Chaque fois que Marcus se rendait dans la pièce où Plinus Lacer recevait ses visiteurs, il se demandait toujours pourquoi le vieux vautour avait choisi cet endroit. Petite, poussiéreuse et sombre, elle contenait difficilement un vaste bureau en bois, quelques étagères et quelques chaises. Le reste de l’espace inoccupé était rempli d’une multitude de parchemins. Comment diable pouvait-il les classer ? Une pensée à méditer en prenant un verre ou plus.
“Je sais déjà ce que vous allez me dire”, prononça lentement Plinus Lacer en levant les yeux du parchemin qu’il lisait pour regarder le commandant qui s’approchait.
“Et je vais vous le redire. Une guerre se prépare dans la région, et nous disposons à peine de 500 soldats.” C’était son argument habituel depuis quelques mois. “La partie nord d’Hibernia est déjà tombée sous les attaques des Romains.” Marcus enchaîna : “Les éclaireurs que j’ai envoyés là-bas ne sont pas revenus. Nous devrons prendre une décision tôt ou tard, Plinus.”
“Avez-vous quelque chose de neuf à nous apprendre ? N’est-ce pas exactement pour cela que je construis ma forteresse ici ?” Un autre visiteur interrompit Plinus, irritant encore plus Marcus. Soigneusement vêtu d’habits romains, élégant et rayonnant, Appius Lacer était tout le contraire de Marcus. Ce dernier n’avait pas du tout dormi récemment. L’architecte retira des piles de parchemins d’une autre chaise et s’assit, arborant sa constante expression de profond ennui.
“Alors, quel est ton problème, Marcus ?”
“Mon problème ?” Marcus souffla et compta lentement jusqu’à dix, comme sa mère le lui avait appris dans son enfance. “Mon problème est que nous n’avons pas besoin d’une autre forteresse ici, nous avons besoin de réparer nos défenses d’abord ! C’est le plus ancien village de la région, et tu sais parfaitement ce que cela signifie ! Qui se soucie de cette nouvelle forteresse ? C’est notre village qui sera attaqué !”
“Et comme je te l’ai dit plusieurs fois, combattant”, répondit Appius, “ce n’est pas réparable.” À ce stade, Marcus était furieux. Il devra s’excuser auprès de sa mère à un autre moment. “Eh bien, L’architecte, dis ça à la femme qui a réparé cette fichue chose il y a moins de trois jours !”

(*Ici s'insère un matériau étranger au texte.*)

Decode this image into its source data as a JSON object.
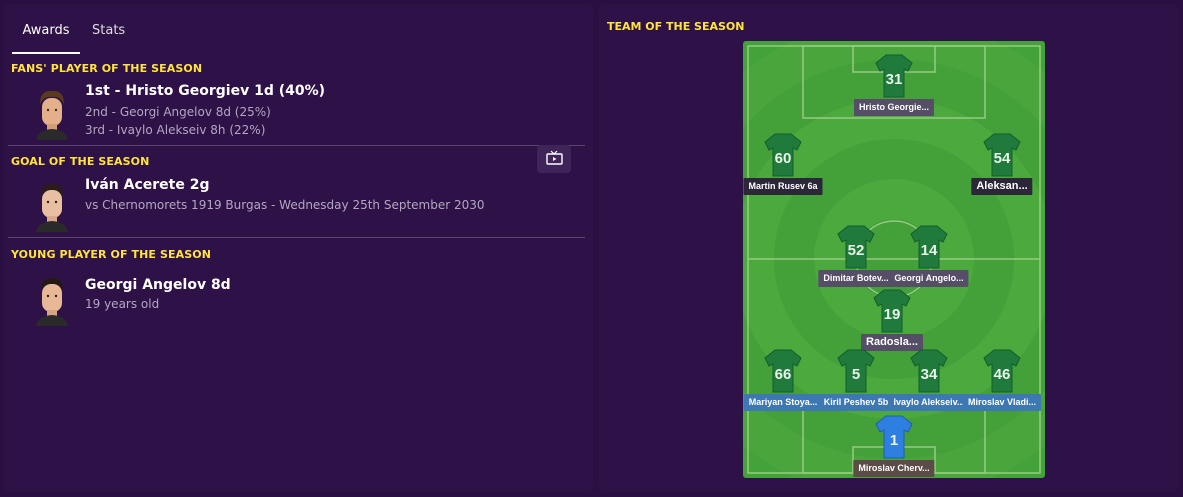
{
  "tabs": [
    {
      "label": "Awards"
    },
    {
      "label": "Stats"
    }
  ],
  "fans_player": {
    "title": "FANS' PLAYER OF THE SEASON",
    "first": "1st - Hristo Georgiev 1d (40%)",
    "second": "2nd - Georgi Angelov 8d (25%)",
    "third": "3rd - Ivaylo Alekseiv 8h (22%)"
  },
  "goal_of_season": {
    "title": "GOAL OF THE SEASON",
    "scorer": "Iván Acerete 2g",
    "detail": "vs Chernomorets 1919 Burgas - Wednesday 25th September 2030"
  },
  "young_player": {
    "title": "YOUNG PLAYER OF THE SEASON",
    "name": "Georgi Angelov 8d",
    "age": "19 years old"
  },
  "team_of_season": {
    "title": "TEAM OF THE SEASON",
    "players": [
      {
        "number": "31",
        "name": "Hristo Georgie...",
        "label_color": "gray"
      },
      {
        "number": "60",
        "name": "Martin Rusev 6a",
        "label_color": "dark"
      },
      {
        "number": "54",
        "name": "Aleksan...",
        "label_color": "dark"
      },
      {
        "number": "52",
        "name": "Dimitar Botev...",
        "label_color": "gray"
      },
      {
        "number": "14",
        "name": "Georgi Angelo...",
        "label_color": "gray"
      },
      {
        "number": "19",
        "name": "Radosla...",
        "label_color": "gray"
      },
      {
        "number": "66",
        "name": "Mariyan Stoya...",
        "label_color": "blue"
      },
      {
        "number": "5",
        "name": "Kiril Peshev 5b",
        "label_color": "blue"
      },
      {
        "number": "34",
        "name": "Ivaylo Alekseiv...",
        "label_color": "blue"
      },
      {
        "number": "46",
        "name": "Miroslav Vladi...",
        "label_color": "blue"
      },
      {
        "number": "1",
        "name": "Miroslav Cherv...",
        "label_color": "gk"
      }
    ]
  },
  "colors": {
    "accent_yellow": "#ffe43b",
    "pitch_green": "#4a9f3a",
    "shirt_green": "#1f7a3c",
    "gk_shirt": "#2f7fe0"
  }
}
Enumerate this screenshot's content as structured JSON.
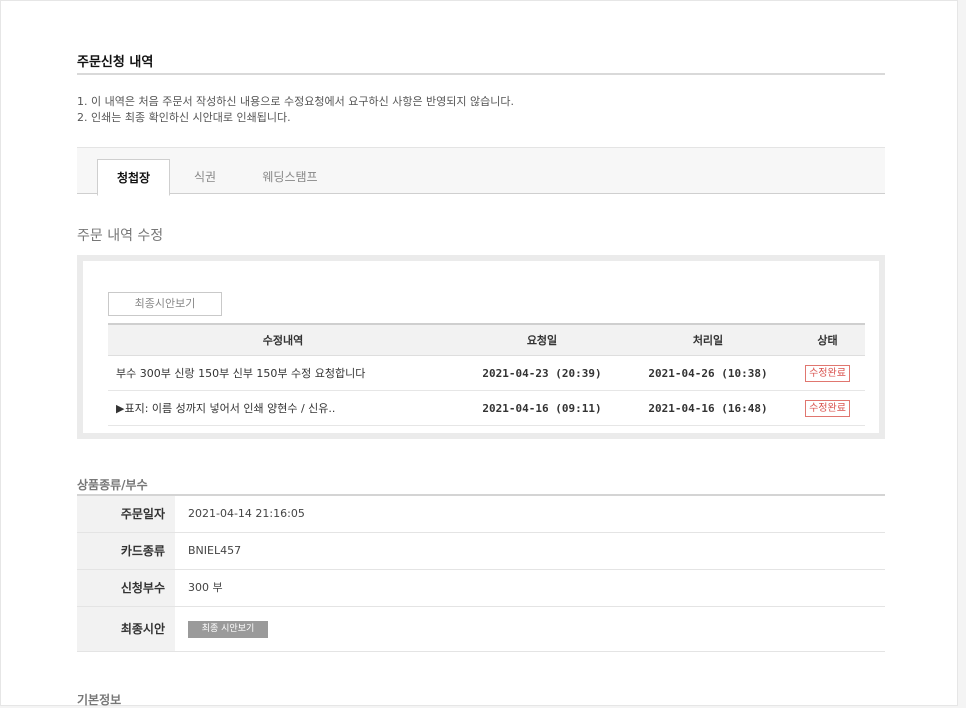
{
  "order": {
    "title": "주문신청 내역",
    "notices": [
      "1. 이 내역은 처음 주문서 작성하신 내용으로 수정요청에서 요구하신 사항은 반영되지 않습니다.",
      "2. 인쇄는 최종 확인하신 시안대로 인쇄됩니다."
    ]
  },
  "tabs": [
    {
      "label": "청첩장",
      "active": true
    },
    {
      "label": "식권",
      "active": false
    },
    {
      "label": "웨딩스탬프",
      "active": false
    }
  ],
  "edit_section": {
    "heading": "주문 내역 수정",
    "preview_button": "최종시안보기",
    "columns": [
      "수정내역",
      "요청일",
      "처리일",
      "상태"
    ],
    "rows": [
      {
        "desc": "부수 300부 신랑 150부 신부 150부 수정 요청합니다",
        "requested": "2021-04-23 (20:39)",
        "processed": "2021-04-26 (10:38)",
        "status": "수정완료"
      },
      {
        "desc": "▶표지: 이름 성까지 넣어서 인쇄 양현수 / 신유..",
        "requested": "2021-04-16 (09:11)",
        "processed": "2021-04-16 (16:48)",
        "status": "수정완료"
      }
    ]
  },
  "product": {
    "heading": "상품종류/부수",
    "order_date_label": "주문일자",
    "order_date": "2021-04-14 21:16:05",
    "card_type_label": "카드종류",
    "card_type": "BNIEL457",
    "quantity_label": "신청부수",
    "quantity": "300 부",
    "final_label": "최종시안",
    "final_button": "최종 시안보기"
  },
  "basic_info": {
    "heading": "기본정보"
  },
  "colors": {
    "status": "#d9534f",
    "button_gray": "#9a9a9a"
  }
}
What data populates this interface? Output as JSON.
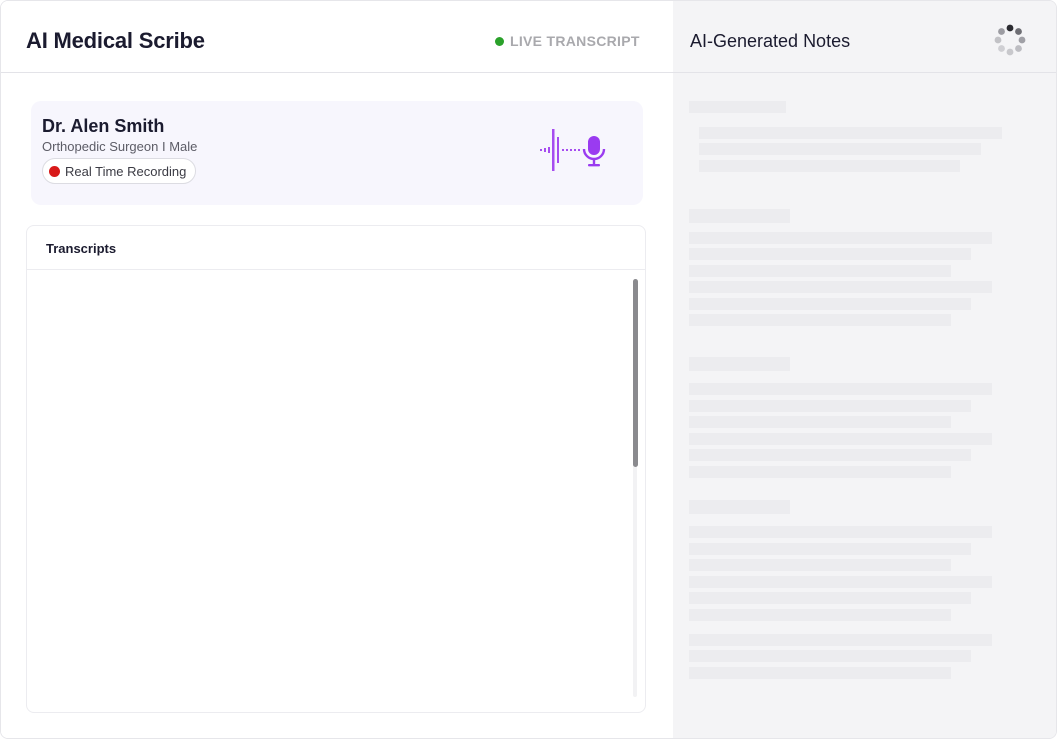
{
  "header": {
    "app_title": "AI Medical Scribe",
    "live_label": "LIVE TRANSCRIPT",
    "notes_title": "AI-Generated Notes"
  },
  "doctor": {
    "name": "Dr. Alen Smith",
    "specialty": "Orthopedic Surgeon I Male",
    "recording_label": "Real Time Recording"
  },
  "transcripts": {
    "title": "Transcripts"
  },
  "icons": {
    "live": "status-dot-icon",
    "recording": "record-dot-icon",
    "microphone": "microphone-icon",
    "waveform": "audio-waveform-icon",
    "loading": "loading-spinner-icon"
  },
  "colors": {
    "accent_purple": "#9a3bf0",
    "live_green": "#2aa12a",
    "record_red": "#d81919",
    "notes_background": "#f4f4f6",
    "skeleton": "#ececef"
  }
}
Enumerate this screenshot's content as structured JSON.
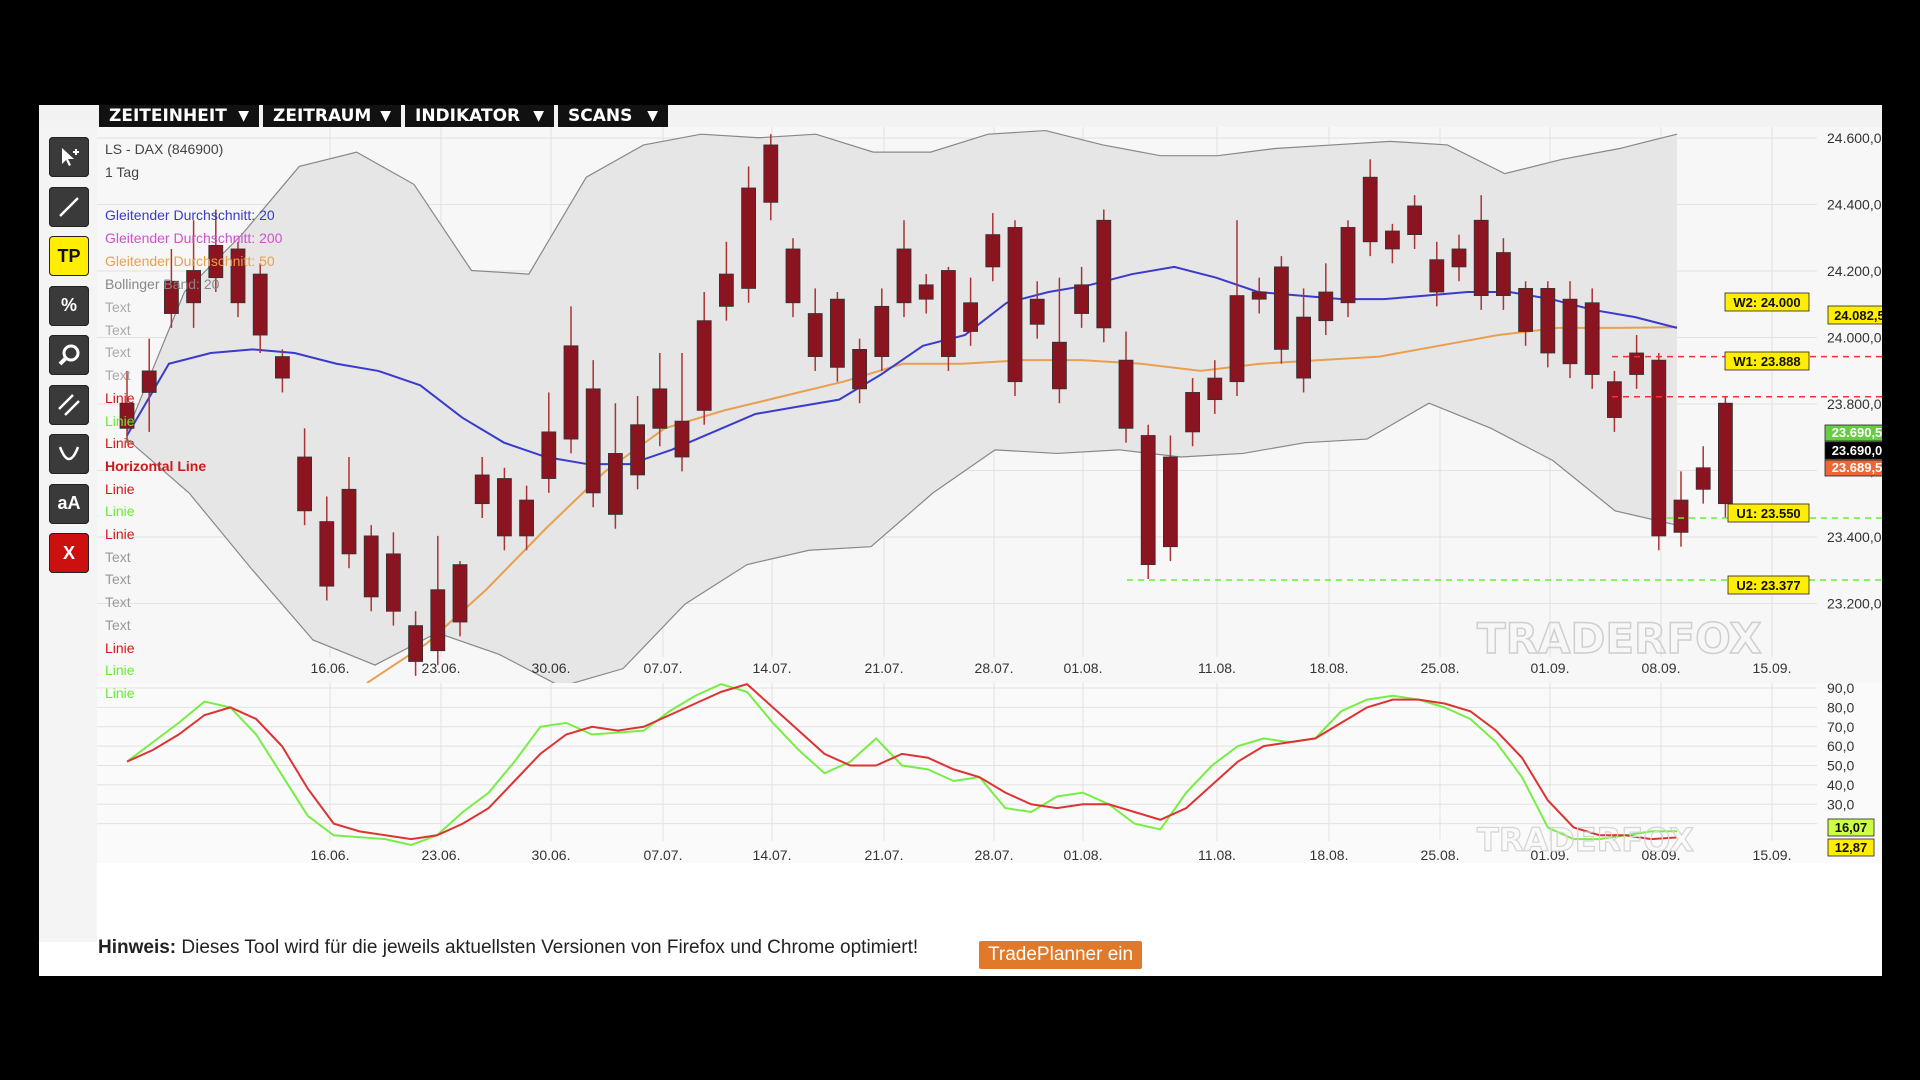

Appius interrompit la lecture de son parchemin et regarda l’homme robuste. “Tu oses comparer des fortifications défensives complexes à une construction primitive de paysan ?” Marcus compta jusqu’à dix, puis jusqu’à vingt, et même jusqu’à trente. Cela ne l’aida pas. “J’ose te comparer à une simple femme qui a réparé le moulin. Et franchement, cette comparaison n’est pas en ta faveur…”
“Assez !” La voix glaciale du Vieux Vautour rugit, mettant fin à la discussion en un instant. Il tourna la tête vers Marcus, et le commandant vit des étincelles de joie dans ses vieux yeux bleu limpide. “Vous parlez beaucoup trop de cette fille ces derniers temps, mon garçon. Cela m’intrigue. Si mon petit-neveu ne peut rien nous offrir, alors nous sommes bien obligés d’utiliser notre dernier recours, n’est-ce pas ? Amenez-la ici, Marcus et nous verrons si elle est aussi compétente que vous le dites.”
Le bruit sec de la porte qui se referme acta définitivement la décision, mais Marcus ne s’en soucia guère. Pour la première fois depuis des mois, et d’innombrables palabres avec Plinus, il allait enfin dormir sur ses deux oreilles ce soir.